Maine’s largest and arguably most impressive river, the Penobscot, is about to take a major leap toward a new future — and what a grand future it will be. As removal of the Great Works Dam begins this Monday, I will be there to celebrate the Penobscot and the significant benefits that the revitalized river will provide for generations to come.
Born and raised in Bangor, I’ve had a lifelong relationship with the Penobscot. As a child, I remember experiencing the stench of a still polluted river and hearing stories of a legendary Atlantic salmon fishery and presidential salmon tradition that no longer existed. As a professional river guide, I spent countless hours running rapids and paddling canoes and rafts on the West Branch. As an outdoor leadership instructor, I have taught hundreds of students about the power and beauty of Maine’s rivers, including the Penobscot. And as a board member of the Natural Resources Council of Maine, I have watched the Penobscot River Restoration Project since its inception — and have witnessed how two dam removals in the Kennebec watershed have resulted in a rebirth for that great river, offering a hint of what we can expect for the Penobscot.
As heavy machinery moves in to remove sections of the Great Works Dam this week, it is fitting to pay tribute to the dam’s history. Along with other dams on the Penobscot, it provided power for mills and factories that spurred the local economy and provided meaningful jobs manufacturing wood products, pulp and paper, shoes, canoes and clothing — all of which were produced in Old Town. This heritage is part of Maine’s story and should be held up and honored for having bettered the lives of thousands of people over the past century.
But dams also have taken a toll on our rivers. Maine’s rivers once served as open waterways for millions of sea-run fish migrating from the Gulf of Maine to spawning habitat deep inland, but the damming of our rivers — Maine has an estimated 1,000 dams — was like just so many brick walls. Runs of salmon, shad, alewives and other species plummeted as dams proliferated and few of these dams included any form of fish passage.
The fate of these fish wasn’t much of a concern during the decades when our rivers were treated like open sewers for industrial waste, but the federal Clean Water Act has brought us a long way since then. We now have an opportunity to restore sea-run fish populations to our rivers and to strengthen the traditions and recreational and economic opportunities that go hand in hand with healthy rivers. Doing so requires finding the right balance between our continuing need for renewable energy and our growing aspirations for healthy rivers.

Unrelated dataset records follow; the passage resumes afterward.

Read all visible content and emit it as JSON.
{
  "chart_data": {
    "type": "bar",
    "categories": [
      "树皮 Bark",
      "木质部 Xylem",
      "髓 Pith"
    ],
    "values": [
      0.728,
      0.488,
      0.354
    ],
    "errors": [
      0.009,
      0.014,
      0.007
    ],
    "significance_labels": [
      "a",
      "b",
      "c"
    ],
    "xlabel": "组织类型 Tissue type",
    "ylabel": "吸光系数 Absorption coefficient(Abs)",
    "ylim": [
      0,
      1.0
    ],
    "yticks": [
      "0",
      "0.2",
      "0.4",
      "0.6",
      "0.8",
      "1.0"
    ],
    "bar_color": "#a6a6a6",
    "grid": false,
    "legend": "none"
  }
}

The Penobscot River Restoration Project provides just such a balance because it will significantly improve access for 11 species of sea-run fish to nearly 1,000 miles of historic river habitat while maintaining current levels of power generation. Although the Great Works and Veazie dams will be removed as part of the project, and the Howland dam will be decommissioned, the Penobscot River Agreement provides for increased power generation at six existing dams, resulting in no loss of total power production.
It has taken many years and great efforts by a broad coalition to get to this point in the Penobscot’s history, and we should all take note of this remarkable collaboration. State and federal agencies, local and national organizations, the Penobscot Indian Nation and the dam owners, residents and communities along the river and donors from Maine and beyond — all have played a critical role in getting us to Monday’s big moment.
And it’s not just about the fish, as we know from recent experience. Two dam removals on the Kennebec River have shown that select dam removals can have many benefits. Removal of the Edwards Dam (Augusta) in 1999 and the Fort Halifax dam (Winslow) in 2007 have resulted in the largest run of alewives in the country, with more than 2 million returning to the Sebasticook in the past few weeks alone. This annual run draws bald eagles, osprey and many other wildlife, and also lobstermen who harvest valuable local baitfish instead of purchasing bait from out of state. And economists have demonstrated that removal of the Edwards Dam, which has helped the Kennebec reach its healthiest level in more than a century, has boosted property values for waterfront landowners and made it an increasingly attractive destination for a broad range of activities.
Seeing what has happened on the Kennebec makes me particularly excited for the Penobscot. As an NRCM board member, I am proud of the role we have played in helping this project move forward, and as a resident of Maine I am proud of what this project means for a river that has given us so much for so many generations. As the cribwork is removed, we will be giving something back — and that gift will help nourish the river and the people of Maine for generations to come.
Bill Houston is a board member and past president of the Natural Resources Council of Maine. He is a Registered Maine Guide with thousands of river miles guiding canoe and raft trips and teaches outdoor leadership at Somerset Career and Technical Center. He lives in Kingfield.